7 aprile 1979. L’Italia di Giulio Andreotti, la resistenza di Toni Negri

L’Italia di Giulio Andreotti, la resistenza di Toni Negri

di Giancarlo Costabile, Docente di Pedagogia dell’Antimafia Unical

Il 7 aprile 1979 centinaia di militanti di Autonomia Operaia furono inquisiti e molti arrestati, così come alcune decine di migliaia di loro in anni seguenti. Erano gli anni in cui il potere democristiano, incarnato da Giulio Andreotti che danzava abilmente sul cadavere di Aldo Moro, si saldava organicamente nei territori alle mafie, con cui condivideva la gestione politico-amministrativa dei medesimi. In quegli anni caddero a centinaia sotto il piombo di Cosa nostra e delle altre organizzazioni criminali: giudici, politici perbene, giornalisti, donne e uomini delle forze dell’ordine. Combattevano l’anti-Stato senza sapere che si stavano battendo in realtà contro uno dei volti di quello Stato che avevano scelto di difendere finanche a costo della loro vita. Sono gli anni in cui le mafie fanno il decisivo salto di qualità nei salotti della finanza e della politica: diventano cioè classe dirigente nelle professioni borghesi e nella rappresentanza istituzionale.

Lo Stato nato dall’Antifascismo e dalla Resistenza era diventato un organismo burocratico che impastava violenza e corruzione, tradendo in tal modo i diritti costituzionali e violentando senza ritegno alcuno intere realtà del Paese. Ma a pagare non furono soltanto i servitori della Repubblica. La storiografia ufficiale, quella di regime, non racconterà mai la verità sulla stagione dei grandi movimenti di massa del 1968 e del 1977. Così come non aveva, e non ha, alcun interesse a leggere biografie di intellettuali scomodi come il professore Antonio Negri. Per una ragione, che è la genesi stessa degli Stati a capitale mafioso: la violenza e la delinquenza quando sono organizzate dallo Stato costituiscono il prezzo della cosiddetta democrazia, e quindi sono moralmente accettate e addirittura promosse socialmente. Quando invece rappresentano il grido di dolore dei poveri, degli Ultimi, dei senza storia, assumono la veste di reato contro lo Stato.

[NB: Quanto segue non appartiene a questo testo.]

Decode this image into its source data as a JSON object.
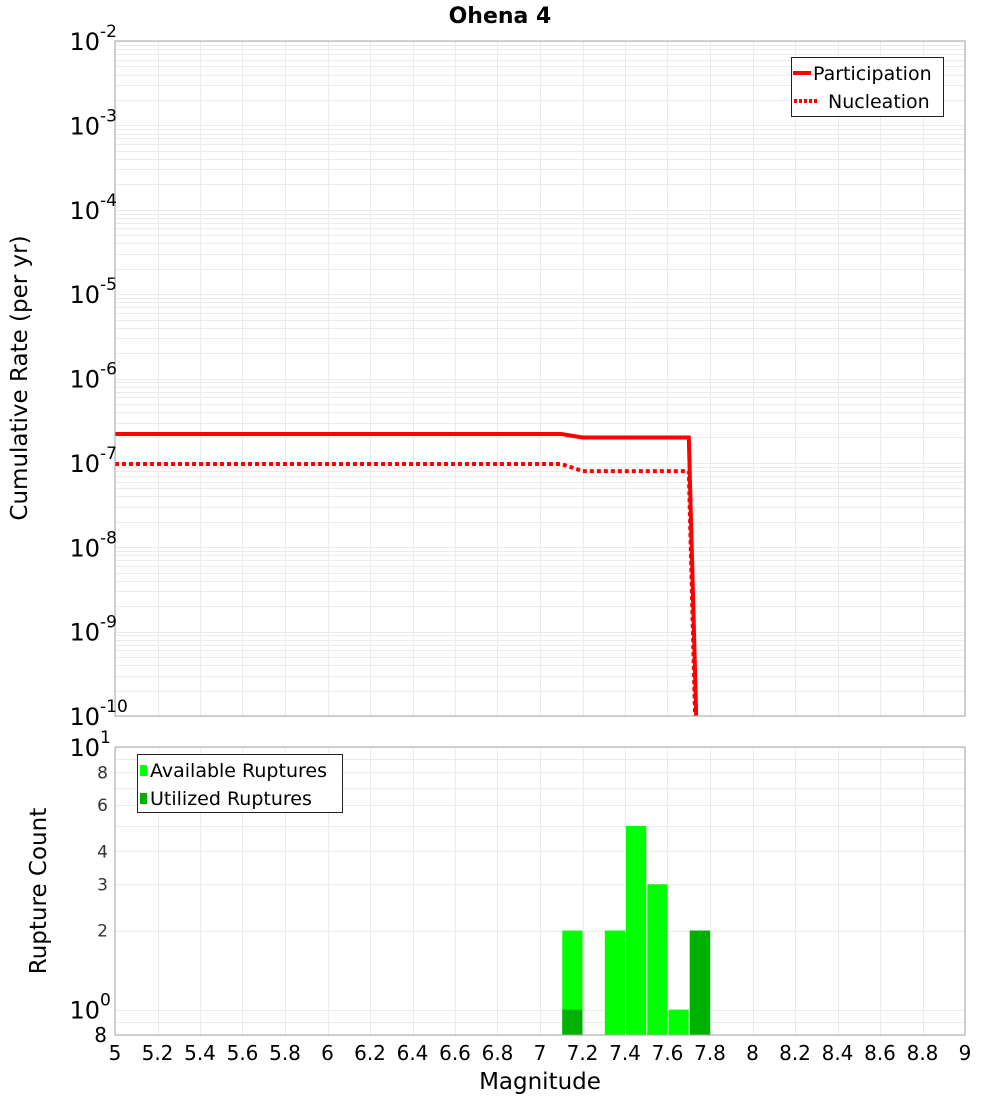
{
  "chart_data": {
    "type": "line+bar",
    "title": "Ohena 4",
    "xlabel": "Magnitude",
    "xlim": [
      5,
      9
    ],
    "grid": true,
    "xticks": [
      {
        "value": 5.0,
        "label": "5"
      },
      {
        "value": 5.2,
        "label": "5.2"
      },
      {
        "value": 5.4,
        "label": "5.4"
      },
      {
        "value": 5.6,
        "label": "5.6"
      },
      {
        "value": 5.8,
        "label": "5.8"
      },
      {
        "value": 6.0,
        "label": "6"
      },
      {
        "value": 6.2,
        "label": "6.2"
      },
      {
        "value": 6.4,
        "label": "6.4"
      },
      {
        "value": 6.6,
        "label": "6.6"
      },
      {
        "value": 6.8,
        "label": "6.8"
      },
      {
        "value": 7.0,
        "label": "7"
      },
      {
        "value": 7.2,
        "label": "7.2"
      },
      {
        "value": 7.4,
        "label": "7.4"
      },
      {
        "value": 7.6,
        "label": "7.6"
      },
      {
        "value": 7.8,
        "label": "7.8"
      },
      {
        "value": 8.0,
        "label": "8"
      },
      {
        "value": 8.2,
        "label": "8.2"
      },
      {
        "value": 8.4,
        "label": "8.4"
      },
      {
        "value": 8.6,
        "label": "8.6"
      },
      {
        "value": 8.8,
        "label": "8.8"
      },
      {
        "value": 9.0,
        "label": "9"
      }
    ],
    "panels": [
      {
        "type": "line",
        "ylabel": "Cumulative Rate (per yr)",
        "yscale": "log",
        "ylim": [
          1e-10,
          0.01
        ],
        "legend_position": "upper right",
        "yticks": [
          {
            "value": 0.01,
            "base": "10",
            "exp": "-2"
          },
          {
            "value": 0.001,
            "base": "10",
            "exp": "-3"
          },
          {
            "value": 0.0001,
            "base": "10",
            "exp": "-4"
          },
          {
            "value": 1e-05,
            "base": "10",
            "exp": "-5"
          },
          {
            "value": 1e-06,
            "base": "10",
            "exp": "-6"
          },
          {
            "value": 1e-07,
            "base": "10",
            "exp": "-7"
          },
          {
            "value": 1e-08,
            "base": "10",
            "exp": "-8"
          },
          {
            "value": 1e-09,
            "base": "10",
            "exp": "-9"
          },
          {
            "value": 1e-10,
            "base": "10",
            "exp": "-10"
          }
        ],
        "series": [
          {
            "name": "Participation",
            "style": "solid",
            "color": "#ff0000",
            "x": [
              5.0,
              7.1,
              7.2,
              7.7,
              7.735
            ],
            "y": [
              2.2e-07,
              2.2e-07,
              2e-07,
              2e-07,
              1e-10
            ]
          },
          {
            "name": "Nucleation",
            "style": "dotted",
            "color": "#ff0000",
            "x": [
              5.0,
              7.1,
              7.2,
              7.7,
              7.73
            ],
            "y": [
              9.7e-08,
              9.7e-08,
              8e-08,
              8e-08,
              1e-10
            ]
          }
        ]
      },
      {
        "type": "bar",
        "ylabel": "Rupture Count",
        "yscale": "log",
        "ylim": [
          0.8,
          10
        ],
        "legend_position": "upper left",
        "bin_width": 0.1,
        "yticks": [
          {
            "value": 10,
            "base": "10",
            "exp": "1"
          },
          {
            "value": 8,
            "label": "8"
          },
          {
            "value": 6,
            "label": "6"
          },
          {
            "value": 4,
            "label": "4"
          },
          {
            "value": 3,
            "label": "3"
          },
          {
            "value": 2,
            "label": "2"
          },
          {
            "value": 1,
            "base": "10",
            "exp": "0"
          },
          {
            "value": 0.8,
            "label": "8",
            "major": true
          }
        ],
        "x": [
          7.15,
          7.35,
          7.45,
          7.55,
          7.65,
          7.75
        ],
        "series": [
          {
            "name": "Available Ruptures",
            "color": "#00ff00",
            "values": [
              2,
              2,
              5,
              3,
              1,
              2
            ]
          },
          {
            "name": "Utilized Ruptures",
            "color": "#00b000",
            "values": [
              1,
              0,
              0,
              0,
              0,
              2
            ]
          }
        ]
      }
    ]
  }
}
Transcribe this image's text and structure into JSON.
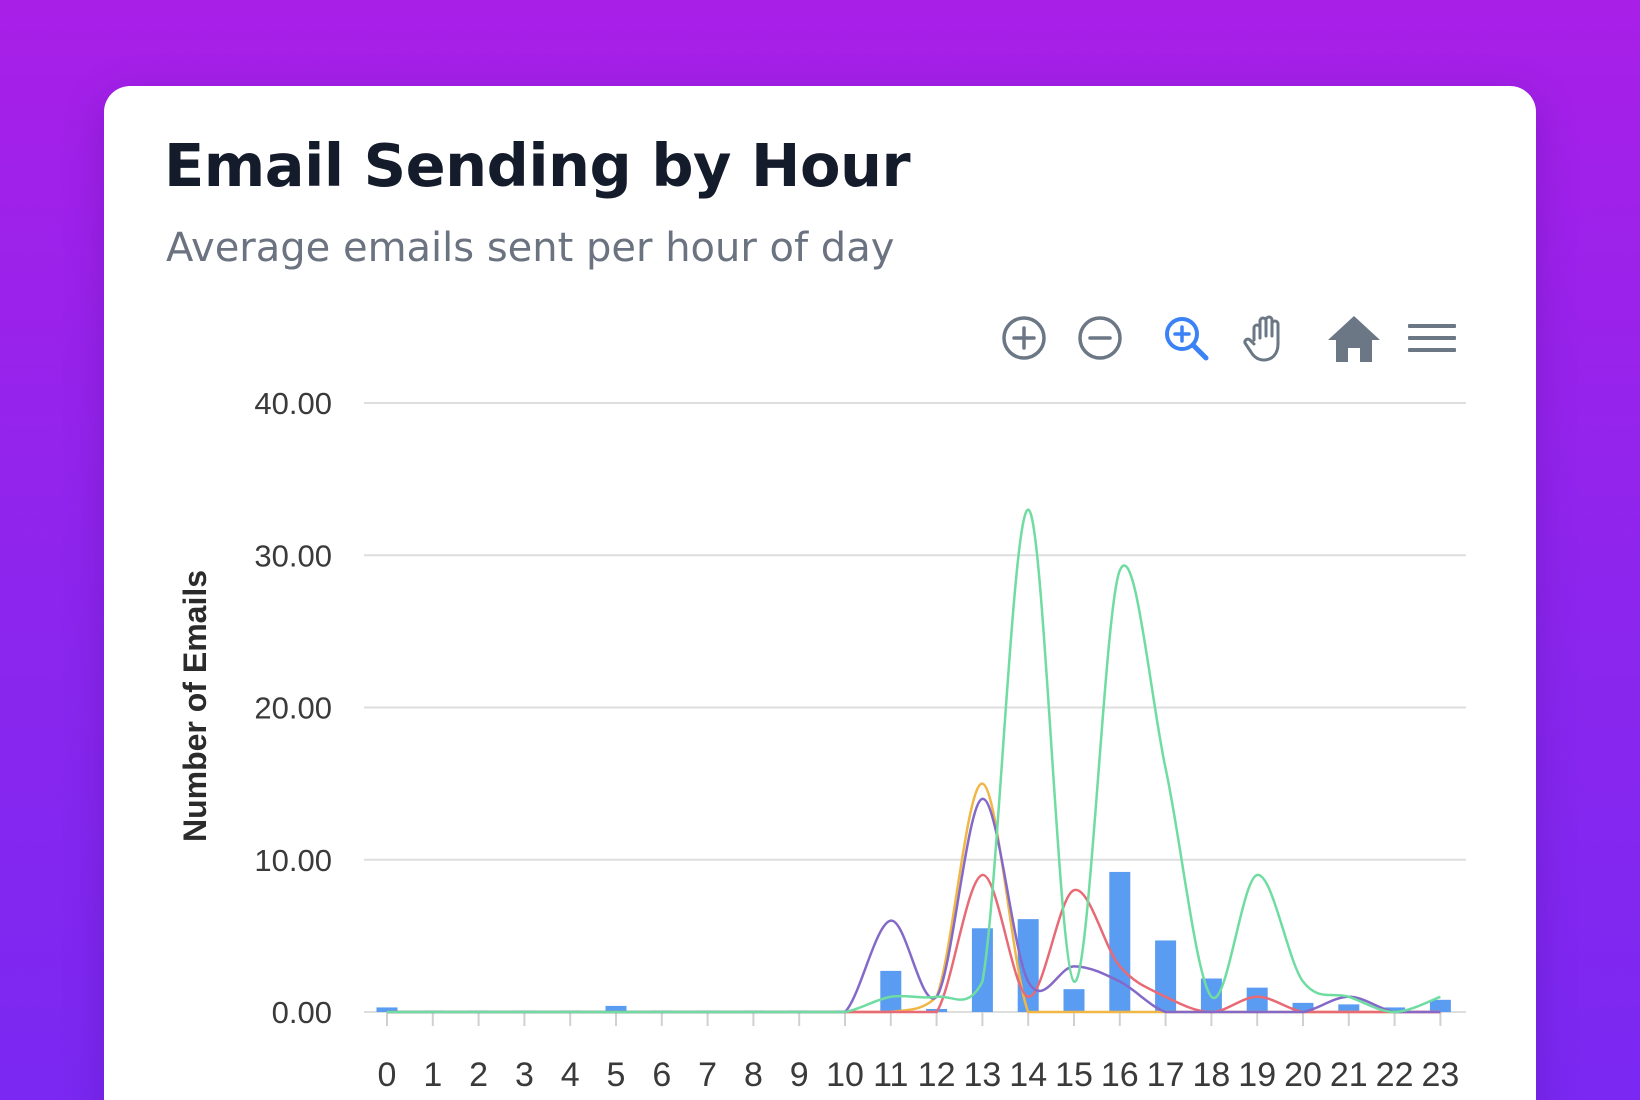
{
  "header": {
    "title": "Email Sending by Hour",
    "subtitle": "Average emails sent per hour of day"
  },
  "toolbar": {
    "tools": [
      {
        "name": "zoom-in-icon",
        "active": false
      },
      {
        "name": "zoom-out-icon",
        "active": false
      },
      {
        "name": "selection-zoom-icon",
        "active": true
      },
      {
        "name": "pan-icon",
        "active": false
      },
      {
        "name": "reset-zoom-home-icon",
        "active": false
      },
      {
        "name": "menu-icon",
        "active": false
      }
    ]
  },
  "colors": {
    "bar": "#5a9cf2",
    "active_tool": "#3b82f6",
    "inactive_tool": "#6b7785",
    "grid": "#dedede"
  },
  "chart_data": {
    "type": "bar",
    "title": "Email Sending by Hour",
    "subtitle": "Average emails sent per hour of day",
    "ylabel": "Number of Emails",
    "xlabel": "",
    "ylim": [
      0,
      40
    ],
    "yticks": [
      "0.00",
      "10.00",
      "20.00",
      "30.00",
      "40.00"
    ],
    "grid": true,
    "categories": [
      "0",
      "1",
      "2",
      "3",
      "4",
      "5",
      "6",
      "7",
      "8",
      "9",
      "10",
      "11",
      "12",
      "13",
      "14",
      "15",
      "16",
      "17",
      "18",
      "19",
      "20",
      "21",
      "22",
      "23"
    ],
    "values": [
      0.3,
      0.1,
      0.1,
      0.1,
      0.1,
      0.4,
      0.1,
      0.1,
      0.1,
      0.1,
      0.1,
      2.7,
      0.2,
      5.5,
      6.1,
      1.5,
      9.2,
      4.7,
      2.2,
      1.6,
      0.6,
      0.5,
      0.3,
      0.8
    ],
    "lines": [
      {
        "color": "#f0b646",
        "values": [
          0,
          0,
          0,
          0,
          0,
          0,
          0,
          0,
          0,
          0,
          0,
          0,
          1,
          15,
          0,
          0,
          0,
          0,
          0,
          0,
          0,
          0,
          0,
          0
        ]
      },
      {
        "color": "#e86a75",
        "values": [
          0,
          0,
          0,
          0,
          0,
          0,
          0,
          0,
          0,
          0,
          0,
          0,
          0,
          9,
          1,
          8,
          3,
          1,
          0,
          1,
          0,
          0,
          0,
          0
        ]
      },
      {
        "color": "#8469c8",
        "values": [
          0,
          0,
          0,
          0,
          0,
          0,
          0,
          0,
          0,
          0,
          0,
          6,
          1,
          14,
          2,
          3,
          2,
          0,
          0,
          0,
          0,
          1,
          0,
          0
        ]
      },
      {
        "color": "#6fdca1",
        "values": [
          0,
          0,
          0,
          0,
          0,
          0,
          0,
          0,
          0,
          0,
          0,
          1,
          1,
          2,
          33,
          2,
          29,
          16,
          1,
          9,
          2,
          1,
          0,
          1
        ]
      }
    ]
  }
}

No, Negri e i suoi compagni non tramarono contro lo Stato della Costituzione. Semmai contro le sue inique degenerazioni, contro la violenza di classe, contro il capitalismo mafioso che aveva già espunto dall’orizzonte del lavoro ogni possibilità di costruzione di una società giusta. I cattivi maestri non furono Negri e altri accademici perché c’è un diritto inalienabile che è predeterminato all’esistenza di qualsiasi Stato: il diritto degli Ultimi alla ribellione e il loro dovere a un’esistenza degna di essere vissuta. I criminali da processare, ovviamente sul piano storiografico e culturale, sono i democristiani di quegli anni, a partire da Giulio Andreotti.